In paying tribute, Mr Govender said that the influence of Dr Jakoet extended far beyond the boundaries of South Africa.
“He was respected as a global authority in the field of sports medicine and he played a huge role in helping South Africa become one of the leaders in sports medicine. To simply look at his list of achievements through a glittering CV does not tell half the story. As a human being, as an individual, as a professional, as a family leader and friend, he was an inspiration. He will be sorely missed, celebrated and never forgotten,” Mr Govender said.
Also paying his respects and sadness on hearing the news, SASCOC president Mr Barry Hendricks called Dr Jakoet “a brilliant man who did remarkable work during, and either side of South Africa’s years of apartheid-forced international isolation.”
The president also reflected on his personal link to Dr Jakoet and reflected that “Dr Jakoet was our family’s doctor during his years practicing in Port Elizabeth. I was privileged to be his talented daughter, Amina’s matric biology teacher. He mentored me during the 1998 Commonwealth Games in Kuala Lumpur and contributed to my growth as a sports administrator.
“Dr Jakoet played a big role in the unification process in South African sport,” Mr Hendricks added. “He was a player in his youth, a scrumhalf, and as an administrator his influence and excellence extended far and wide. He was also heavily involved in creating the Petro Jackson Memorial Fund and the merging of that into the Chris Burger Petro Jackson Players’ Fund.”
Dr Jakoet had a career-long involvement in rugby, having qualified as a medical doctor from the University of Cape Town in 1973. His early rugby administration included roles in the Eastern Cape, becoming vice-president of Eastern Province Rugby Union and from 1984 as chairperson of the SA Rugby Union disciplinary committee.

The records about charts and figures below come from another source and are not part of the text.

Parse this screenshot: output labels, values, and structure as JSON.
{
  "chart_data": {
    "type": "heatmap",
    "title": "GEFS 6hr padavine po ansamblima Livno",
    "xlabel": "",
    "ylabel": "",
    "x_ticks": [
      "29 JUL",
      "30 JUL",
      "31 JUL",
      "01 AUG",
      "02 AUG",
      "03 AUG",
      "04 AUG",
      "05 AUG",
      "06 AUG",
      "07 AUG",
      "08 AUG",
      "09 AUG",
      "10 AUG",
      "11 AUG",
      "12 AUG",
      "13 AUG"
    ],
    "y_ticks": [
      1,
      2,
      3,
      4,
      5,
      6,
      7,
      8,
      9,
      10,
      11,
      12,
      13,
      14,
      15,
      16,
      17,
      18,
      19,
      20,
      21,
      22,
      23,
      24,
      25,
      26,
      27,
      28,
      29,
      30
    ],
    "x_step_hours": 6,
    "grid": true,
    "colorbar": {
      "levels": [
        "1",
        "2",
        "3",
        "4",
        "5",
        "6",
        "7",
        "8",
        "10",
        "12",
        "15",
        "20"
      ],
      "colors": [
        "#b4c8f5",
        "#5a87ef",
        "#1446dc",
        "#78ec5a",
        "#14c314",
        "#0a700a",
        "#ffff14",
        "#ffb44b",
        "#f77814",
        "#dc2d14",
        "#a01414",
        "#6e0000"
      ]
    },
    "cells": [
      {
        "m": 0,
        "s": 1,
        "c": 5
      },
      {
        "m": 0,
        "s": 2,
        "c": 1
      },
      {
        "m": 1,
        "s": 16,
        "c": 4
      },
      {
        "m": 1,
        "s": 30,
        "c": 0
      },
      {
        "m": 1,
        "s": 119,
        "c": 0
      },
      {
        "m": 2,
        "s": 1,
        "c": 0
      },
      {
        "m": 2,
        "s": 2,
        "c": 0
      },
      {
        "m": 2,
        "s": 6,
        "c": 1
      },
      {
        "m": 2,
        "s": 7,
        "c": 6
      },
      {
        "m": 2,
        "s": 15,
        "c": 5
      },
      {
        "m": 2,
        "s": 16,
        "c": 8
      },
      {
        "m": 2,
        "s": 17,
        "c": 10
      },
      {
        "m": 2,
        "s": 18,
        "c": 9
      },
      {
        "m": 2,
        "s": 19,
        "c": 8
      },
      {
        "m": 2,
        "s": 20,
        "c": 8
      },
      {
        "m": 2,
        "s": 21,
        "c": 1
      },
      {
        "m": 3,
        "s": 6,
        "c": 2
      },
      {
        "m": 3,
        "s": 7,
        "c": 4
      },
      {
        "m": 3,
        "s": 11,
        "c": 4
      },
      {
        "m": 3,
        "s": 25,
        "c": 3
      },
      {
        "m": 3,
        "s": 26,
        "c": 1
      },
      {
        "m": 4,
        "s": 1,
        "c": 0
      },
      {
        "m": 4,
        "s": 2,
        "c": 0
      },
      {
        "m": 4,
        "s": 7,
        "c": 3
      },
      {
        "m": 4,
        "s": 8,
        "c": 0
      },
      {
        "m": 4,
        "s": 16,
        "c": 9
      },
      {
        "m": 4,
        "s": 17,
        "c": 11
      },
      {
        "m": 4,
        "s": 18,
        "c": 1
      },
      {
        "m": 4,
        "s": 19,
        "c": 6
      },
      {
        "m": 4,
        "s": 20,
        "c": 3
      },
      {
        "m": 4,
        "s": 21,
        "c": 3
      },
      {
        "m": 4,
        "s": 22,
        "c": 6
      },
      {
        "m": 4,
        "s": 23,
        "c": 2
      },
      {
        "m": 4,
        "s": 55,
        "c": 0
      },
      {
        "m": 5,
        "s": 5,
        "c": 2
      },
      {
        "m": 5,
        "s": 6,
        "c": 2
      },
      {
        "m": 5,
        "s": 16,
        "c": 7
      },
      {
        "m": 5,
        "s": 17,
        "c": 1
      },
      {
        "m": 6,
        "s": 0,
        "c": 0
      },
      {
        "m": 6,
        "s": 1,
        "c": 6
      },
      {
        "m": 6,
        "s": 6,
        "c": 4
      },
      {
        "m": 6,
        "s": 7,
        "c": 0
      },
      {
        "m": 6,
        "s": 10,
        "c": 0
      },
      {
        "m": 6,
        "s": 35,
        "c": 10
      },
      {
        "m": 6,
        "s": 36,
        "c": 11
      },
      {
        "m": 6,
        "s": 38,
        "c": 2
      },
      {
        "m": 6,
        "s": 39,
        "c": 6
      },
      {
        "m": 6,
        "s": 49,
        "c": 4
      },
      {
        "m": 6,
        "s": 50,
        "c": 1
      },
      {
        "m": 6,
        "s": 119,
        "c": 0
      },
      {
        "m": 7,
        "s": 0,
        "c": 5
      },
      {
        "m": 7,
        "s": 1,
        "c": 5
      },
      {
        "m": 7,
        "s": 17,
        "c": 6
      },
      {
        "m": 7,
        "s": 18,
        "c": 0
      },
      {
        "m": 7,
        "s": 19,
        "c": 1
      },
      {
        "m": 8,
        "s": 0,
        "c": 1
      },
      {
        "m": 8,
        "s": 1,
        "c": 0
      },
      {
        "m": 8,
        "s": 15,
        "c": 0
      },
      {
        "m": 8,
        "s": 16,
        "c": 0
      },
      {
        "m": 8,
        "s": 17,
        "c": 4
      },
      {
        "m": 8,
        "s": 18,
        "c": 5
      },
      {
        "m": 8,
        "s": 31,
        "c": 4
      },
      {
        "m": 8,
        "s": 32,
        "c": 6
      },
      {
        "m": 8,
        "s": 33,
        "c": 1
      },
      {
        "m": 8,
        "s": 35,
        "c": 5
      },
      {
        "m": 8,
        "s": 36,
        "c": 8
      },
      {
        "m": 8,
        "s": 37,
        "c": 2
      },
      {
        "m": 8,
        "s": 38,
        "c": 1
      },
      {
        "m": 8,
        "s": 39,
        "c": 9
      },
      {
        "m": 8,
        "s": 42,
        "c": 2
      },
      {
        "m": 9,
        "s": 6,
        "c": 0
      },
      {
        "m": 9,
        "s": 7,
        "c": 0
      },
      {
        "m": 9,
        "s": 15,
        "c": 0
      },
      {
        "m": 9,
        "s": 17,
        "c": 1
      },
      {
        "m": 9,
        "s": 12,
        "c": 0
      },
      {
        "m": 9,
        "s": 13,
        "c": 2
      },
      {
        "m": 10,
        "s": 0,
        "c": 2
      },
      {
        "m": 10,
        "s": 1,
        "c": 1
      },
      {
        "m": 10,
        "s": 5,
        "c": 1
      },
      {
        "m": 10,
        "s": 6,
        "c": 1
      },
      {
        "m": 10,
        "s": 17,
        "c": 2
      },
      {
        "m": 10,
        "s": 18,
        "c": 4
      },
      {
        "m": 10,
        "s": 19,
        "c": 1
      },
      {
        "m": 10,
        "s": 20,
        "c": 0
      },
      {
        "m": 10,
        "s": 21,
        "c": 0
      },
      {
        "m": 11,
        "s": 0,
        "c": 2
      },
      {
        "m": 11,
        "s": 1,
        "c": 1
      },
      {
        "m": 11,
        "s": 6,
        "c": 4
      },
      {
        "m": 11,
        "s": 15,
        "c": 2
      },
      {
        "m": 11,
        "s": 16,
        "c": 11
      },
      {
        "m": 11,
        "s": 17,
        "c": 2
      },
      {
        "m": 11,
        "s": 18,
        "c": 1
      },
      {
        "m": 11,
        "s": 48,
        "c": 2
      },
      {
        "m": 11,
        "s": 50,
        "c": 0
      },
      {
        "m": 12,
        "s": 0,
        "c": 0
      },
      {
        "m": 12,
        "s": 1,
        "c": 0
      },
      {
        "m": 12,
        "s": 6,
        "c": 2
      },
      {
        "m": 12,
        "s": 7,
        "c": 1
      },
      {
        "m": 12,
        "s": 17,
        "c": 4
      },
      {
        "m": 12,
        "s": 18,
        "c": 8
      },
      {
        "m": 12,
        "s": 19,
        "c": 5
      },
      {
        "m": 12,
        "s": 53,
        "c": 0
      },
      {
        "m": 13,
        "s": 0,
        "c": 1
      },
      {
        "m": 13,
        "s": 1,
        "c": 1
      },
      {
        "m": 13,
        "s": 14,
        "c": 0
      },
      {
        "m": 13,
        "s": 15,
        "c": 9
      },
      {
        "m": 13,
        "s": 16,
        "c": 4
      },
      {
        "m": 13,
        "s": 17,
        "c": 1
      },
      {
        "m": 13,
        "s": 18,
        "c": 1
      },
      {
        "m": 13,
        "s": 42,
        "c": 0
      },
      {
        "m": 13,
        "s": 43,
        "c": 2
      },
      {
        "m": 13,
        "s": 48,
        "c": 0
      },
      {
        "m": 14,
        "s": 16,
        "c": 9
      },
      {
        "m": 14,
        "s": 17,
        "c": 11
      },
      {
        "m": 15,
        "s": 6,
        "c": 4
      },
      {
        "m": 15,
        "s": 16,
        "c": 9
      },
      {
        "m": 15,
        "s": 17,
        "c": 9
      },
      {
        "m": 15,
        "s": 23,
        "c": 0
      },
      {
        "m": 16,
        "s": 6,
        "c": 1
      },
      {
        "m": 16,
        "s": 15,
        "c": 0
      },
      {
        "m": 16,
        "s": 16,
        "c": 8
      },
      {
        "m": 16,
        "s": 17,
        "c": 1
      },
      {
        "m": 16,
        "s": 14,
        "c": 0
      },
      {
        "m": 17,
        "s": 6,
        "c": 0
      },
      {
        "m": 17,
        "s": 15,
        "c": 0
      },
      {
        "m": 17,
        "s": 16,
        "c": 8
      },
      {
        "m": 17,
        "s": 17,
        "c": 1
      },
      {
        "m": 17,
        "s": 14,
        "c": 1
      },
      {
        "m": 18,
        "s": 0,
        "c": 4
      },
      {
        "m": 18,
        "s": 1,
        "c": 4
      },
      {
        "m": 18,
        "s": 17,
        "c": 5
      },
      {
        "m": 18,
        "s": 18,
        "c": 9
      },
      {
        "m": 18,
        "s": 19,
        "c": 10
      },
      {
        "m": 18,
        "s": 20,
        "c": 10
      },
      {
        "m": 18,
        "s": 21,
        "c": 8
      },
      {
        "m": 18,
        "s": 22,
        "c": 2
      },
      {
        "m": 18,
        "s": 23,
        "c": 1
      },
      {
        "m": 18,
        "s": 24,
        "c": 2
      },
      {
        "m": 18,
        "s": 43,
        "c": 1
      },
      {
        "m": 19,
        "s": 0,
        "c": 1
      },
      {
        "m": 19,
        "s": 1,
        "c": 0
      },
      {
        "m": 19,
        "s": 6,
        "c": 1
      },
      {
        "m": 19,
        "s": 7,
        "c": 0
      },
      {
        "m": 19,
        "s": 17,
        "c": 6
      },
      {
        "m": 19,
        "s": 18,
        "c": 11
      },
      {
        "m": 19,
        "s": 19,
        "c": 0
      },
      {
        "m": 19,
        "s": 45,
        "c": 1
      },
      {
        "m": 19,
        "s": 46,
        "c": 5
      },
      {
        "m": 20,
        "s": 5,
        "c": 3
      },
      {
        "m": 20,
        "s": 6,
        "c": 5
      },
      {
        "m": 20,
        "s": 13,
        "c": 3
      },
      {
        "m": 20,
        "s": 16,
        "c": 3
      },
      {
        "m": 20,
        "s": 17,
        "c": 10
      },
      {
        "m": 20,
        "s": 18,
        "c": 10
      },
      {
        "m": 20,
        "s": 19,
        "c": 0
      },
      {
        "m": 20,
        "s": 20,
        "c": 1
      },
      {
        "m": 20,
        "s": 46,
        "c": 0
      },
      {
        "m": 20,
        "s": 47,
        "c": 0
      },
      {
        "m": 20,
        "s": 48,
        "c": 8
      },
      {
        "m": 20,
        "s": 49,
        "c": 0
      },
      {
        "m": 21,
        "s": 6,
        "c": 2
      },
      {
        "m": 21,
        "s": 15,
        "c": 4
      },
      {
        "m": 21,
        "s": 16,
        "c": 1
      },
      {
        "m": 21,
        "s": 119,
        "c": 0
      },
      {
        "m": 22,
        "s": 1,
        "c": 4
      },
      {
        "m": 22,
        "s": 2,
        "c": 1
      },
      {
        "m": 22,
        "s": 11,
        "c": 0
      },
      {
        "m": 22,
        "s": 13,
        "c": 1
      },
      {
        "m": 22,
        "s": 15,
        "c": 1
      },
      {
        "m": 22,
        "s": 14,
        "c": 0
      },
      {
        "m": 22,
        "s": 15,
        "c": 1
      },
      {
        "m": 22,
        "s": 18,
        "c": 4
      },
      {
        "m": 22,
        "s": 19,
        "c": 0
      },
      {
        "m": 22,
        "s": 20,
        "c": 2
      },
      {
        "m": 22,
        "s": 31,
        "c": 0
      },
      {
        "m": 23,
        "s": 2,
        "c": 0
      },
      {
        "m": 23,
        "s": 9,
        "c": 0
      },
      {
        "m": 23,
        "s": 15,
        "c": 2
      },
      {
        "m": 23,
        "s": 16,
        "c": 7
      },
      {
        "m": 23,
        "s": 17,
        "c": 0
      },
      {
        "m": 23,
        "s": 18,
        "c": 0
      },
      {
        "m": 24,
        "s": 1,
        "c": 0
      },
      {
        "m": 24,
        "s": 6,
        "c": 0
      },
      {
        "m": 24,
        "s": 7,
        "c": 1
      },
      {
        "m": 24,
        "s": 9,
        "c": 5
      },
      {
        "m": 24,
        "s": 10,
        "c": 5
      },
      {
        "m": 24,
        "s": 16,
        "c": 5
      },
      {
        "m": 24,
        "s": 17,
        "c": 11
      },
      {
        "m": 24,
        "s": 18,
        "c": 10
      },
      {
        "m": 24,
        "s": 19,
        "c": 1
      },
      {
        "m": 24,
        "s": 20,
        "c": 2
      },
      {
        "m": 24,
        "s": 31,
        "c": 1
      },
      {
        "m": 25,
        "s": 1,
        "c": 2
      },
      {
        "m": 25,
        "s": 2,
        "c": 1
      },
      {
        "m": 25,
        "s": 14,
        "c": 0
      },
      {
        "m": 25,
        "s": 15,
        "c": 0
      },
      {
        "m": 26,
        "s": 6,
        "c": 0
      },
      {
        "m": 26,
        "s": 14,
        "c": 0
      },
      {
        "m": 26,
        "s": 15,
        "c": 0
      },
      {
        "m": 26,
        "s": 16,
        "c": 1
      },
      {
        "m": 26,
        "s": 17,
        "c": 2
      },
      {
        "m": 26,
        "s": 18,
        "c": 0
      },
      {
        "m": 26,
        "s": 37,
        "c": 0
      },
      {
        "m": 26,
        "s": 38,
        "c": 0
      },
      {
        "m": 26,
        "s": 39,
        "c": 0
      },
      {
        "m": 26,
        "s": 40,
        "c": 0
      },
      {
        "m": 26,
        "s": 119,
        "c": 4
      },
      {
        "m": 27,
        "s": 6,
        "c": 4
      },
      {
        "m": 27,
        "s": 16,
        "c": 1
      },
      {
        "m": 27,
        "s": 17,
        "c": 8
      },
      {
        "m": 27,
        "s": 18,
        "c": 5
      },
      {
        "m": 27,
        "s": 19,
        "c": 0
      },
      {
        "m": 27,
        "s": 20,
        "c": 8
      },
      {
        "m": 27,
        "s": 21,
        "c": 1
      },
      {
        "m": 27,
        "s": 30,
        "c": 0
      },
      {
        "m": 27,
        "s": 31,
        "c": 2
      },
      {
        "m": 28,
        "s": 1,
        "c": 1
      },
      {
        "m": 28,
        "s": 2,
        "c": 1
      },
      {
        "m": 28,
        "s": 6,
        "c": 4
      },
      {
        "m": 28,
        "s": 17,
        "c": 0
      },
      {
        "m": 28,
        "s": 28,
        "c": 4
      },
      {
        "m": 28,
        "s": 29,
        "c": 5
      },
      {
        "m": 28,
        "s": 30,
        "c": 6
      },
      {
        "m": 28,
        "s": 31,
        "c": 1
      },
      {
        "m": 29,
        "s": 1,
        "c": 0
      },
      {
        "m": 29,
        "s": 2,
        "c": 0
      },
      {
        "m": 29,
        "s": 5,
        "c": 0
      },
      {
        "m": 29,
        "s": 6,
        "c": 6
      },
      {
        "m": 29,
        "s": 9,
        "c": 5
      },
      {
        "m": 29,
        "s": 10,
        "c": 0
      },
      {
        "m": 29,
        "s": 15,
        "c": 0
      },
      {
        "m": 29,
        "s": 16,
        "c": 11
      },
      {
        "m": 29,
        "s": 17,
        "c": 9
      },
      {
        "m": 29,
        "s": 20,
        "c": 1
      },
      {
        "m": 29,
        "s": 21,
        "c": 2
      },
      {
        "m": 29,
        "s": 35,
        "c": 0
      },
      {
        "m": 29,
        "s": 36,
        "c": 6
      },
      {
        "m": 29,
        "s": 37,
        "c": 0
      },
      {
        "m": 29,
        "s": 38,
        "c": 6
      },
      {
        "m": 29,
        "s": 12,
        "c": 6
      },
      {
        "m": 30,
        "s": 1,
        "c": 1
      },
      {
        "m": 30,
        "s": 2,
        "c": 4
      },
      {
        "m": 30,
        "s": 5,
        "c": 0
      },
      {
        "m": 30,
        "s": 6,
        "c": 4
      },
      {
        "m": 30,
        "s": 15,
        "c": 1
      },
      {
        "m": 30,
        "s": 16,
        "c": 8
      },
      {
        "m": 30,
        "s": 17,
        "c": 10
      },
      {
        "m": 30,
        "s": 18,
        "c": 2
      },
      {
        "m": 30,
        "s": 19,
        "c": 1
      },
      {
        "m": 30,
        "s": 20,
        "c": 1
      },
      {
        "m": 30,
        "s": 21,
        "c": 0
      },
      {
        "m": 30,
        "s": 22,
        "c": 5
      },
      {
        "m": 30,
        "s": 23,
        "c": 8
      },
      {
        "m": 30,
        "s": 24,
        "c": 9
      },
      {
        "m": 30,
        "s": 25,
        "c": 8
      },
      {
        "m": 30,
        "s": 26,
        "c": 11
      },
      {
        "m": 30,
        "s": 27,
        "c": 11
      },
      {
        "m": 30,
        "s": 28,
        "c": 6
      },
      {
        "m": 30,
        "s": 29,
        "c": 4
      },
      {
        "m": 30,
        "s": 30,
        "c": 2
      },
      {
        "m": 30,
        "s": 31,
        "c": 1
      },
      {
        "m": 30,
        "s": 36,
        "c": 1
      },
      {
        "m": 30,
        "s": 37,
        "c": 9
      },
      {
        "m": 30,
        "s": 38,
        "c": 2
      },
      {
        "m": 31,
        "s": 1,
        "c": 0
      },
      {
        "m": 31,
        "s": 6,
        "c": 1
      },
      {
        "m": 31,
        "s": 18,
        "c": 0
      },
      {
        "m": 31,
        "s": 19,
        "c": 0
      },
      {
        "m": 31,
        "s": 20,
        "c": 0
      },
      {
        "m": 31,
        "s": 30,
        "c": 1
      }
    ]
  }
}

He was the Chief Medical Officer for the 1995 Rugby World Cup hosted by South Africa‚ and also at the 1995 All Africa Games in Harare, Zimbabwe. In 1998 he was CMO for Team SA at the Commonwealth Games in Kuala Lumpur, Malaysia.
In 1993‚ Dr Jakoet relocated to Cape Town and joined SA Rugby as Medical Manager‚ a position he held for over a decade before he was appointed as Company Secretary in 2006‚ a role he fulfilled until his retirement in 2016. He was also president of the South African Sports Medicine Association (SASMA‚ from 2005-2007) and served on the Medical Advisory and Anti-Doping committees of the International Rugby Board (World Rugby).
SASCOC would like to extend its heartfelt condolences to wife‚ Yasmin‚ their children‚ grand-children‚ other family and friends. May his soul rest in well-deserved peace.